At first brush “A Different Corner” sounds too diffuse and tentative to count for much – the kind of single that gets to #1 when its maker is a big enough star that anything will. But this is misleading – “Corner” is wispy and cloudy because it’s an attempt to capture a particular kind of confusion and despair in a pop song. Listen more closely and its politeness – all those nouvelle cuisine dabs of keyboard and guitar – is revealed as paralysis. Michael is impotent: he’s worse off for falling in love, he would go back if he could, he’s terrified of the rejection that might follow if he goes further. A strange fear grips him: in its sketch of sensitive abjection, “A Different Corner” touches the same nerves and explores the same pitiable ground that mid-eighties indie was making its own. “I don’t understand it, to you it’s a breeze / Little by little you’ve brought me to my knees” – you could imagine David Gedge writing that!
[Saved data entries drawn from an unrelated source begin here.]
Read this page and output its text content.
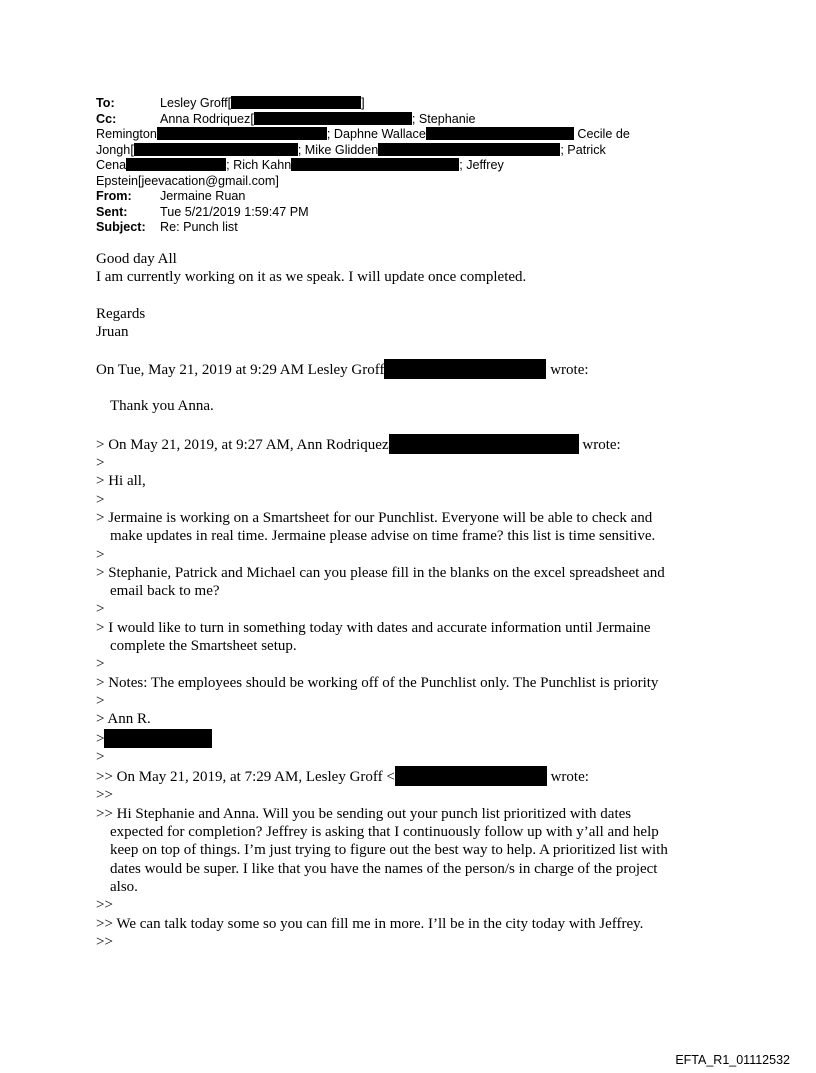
To:	Lesley Groff[	]
Cc:	Anna Rodriquez[	; Stephanie
Remington	; Daphne Wallace	Cecile de
Jongh[	; Mike Glidden	; Patrick
Cena	; Rich Kahn	; Jeffrey
Epstein[jeevacation@gmail.com]
From: Jermaine Ruan
Sent:	Tue 5/21/2019 1:59:47 PM
Subject: Re: Punch list

Good day All

I am currently working on it as we speak. I will update once completed.

Regards

Jruan

On Tue, May 21, 2019 at 9:29 AM Lesley Groff	wrote:

Thank you Anna.

> On May 21, 2019, at 9:27 AM, Ann Rodriquez	wrote:

>

> Hi all,

>

> Jermaine is working on a Smartsheet for our Punchlist. Everyone will be able to check and

make updates in real time. Jermaine please advise on time frame? this list is time sensitive.

>

> Stephanie, Patrick and Michael can you please fill in the blanks on the excel spreadsheet and

email back to me?

>

> I would like to turn in something today with dates and accurate information until Jermaine

complete the Smartsheet setup.

>

> Notes: The employees should be working off of the Punchlist only. The Punchlist is priority

>

> Ann R.

>

>

>> On May 21, 2019, at 7:29 AM, Lesley Groff <	wrote:

>>

>> Hi Stephanie and Anna. Will you be sending out your punch list prioritized with dates

expected for completion? Jeffrey is asking that I continuously follow up with y’all and help

keep on top of things. I’m just trying to figure out the best way to help. A prioritized list with

dates would be super. I like that you have the names of the person/s in charge of the project

also.

>>

>> We can talk today some so you can fill me in more. I’ll be in the city today with Jeffrey.

>>

EFTA_R1_01112532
You couldn’t imagine him singing it like this, mind you. “A Different Corner”‘s kind of wandering, choked-up slow soul would end up being a key part of George Michael’s repertoire, the style he deployed when he wanted people to know he was getting personal. It’s been the source of his worst performances as well as his best, but “A Different Corner” avoids self-indulgence by its relative concision – just two short, tightly written verses given plenty of space in a simple arrangement. The delicacy of that arrangement is fragile – even a touch like the acoustic guitar between verses on the album and video version seems to overload it. But the single mix keeps its balance between comfort and sparseness, its broken-up piano lines halfway between the wine bar’s consoling ambience and ABBA’s icy, grown-up pain. This song of disillusionment and ruined hopes is remembered as a minor single, if at all: for me it’s the best number one George Michael’s been involved with.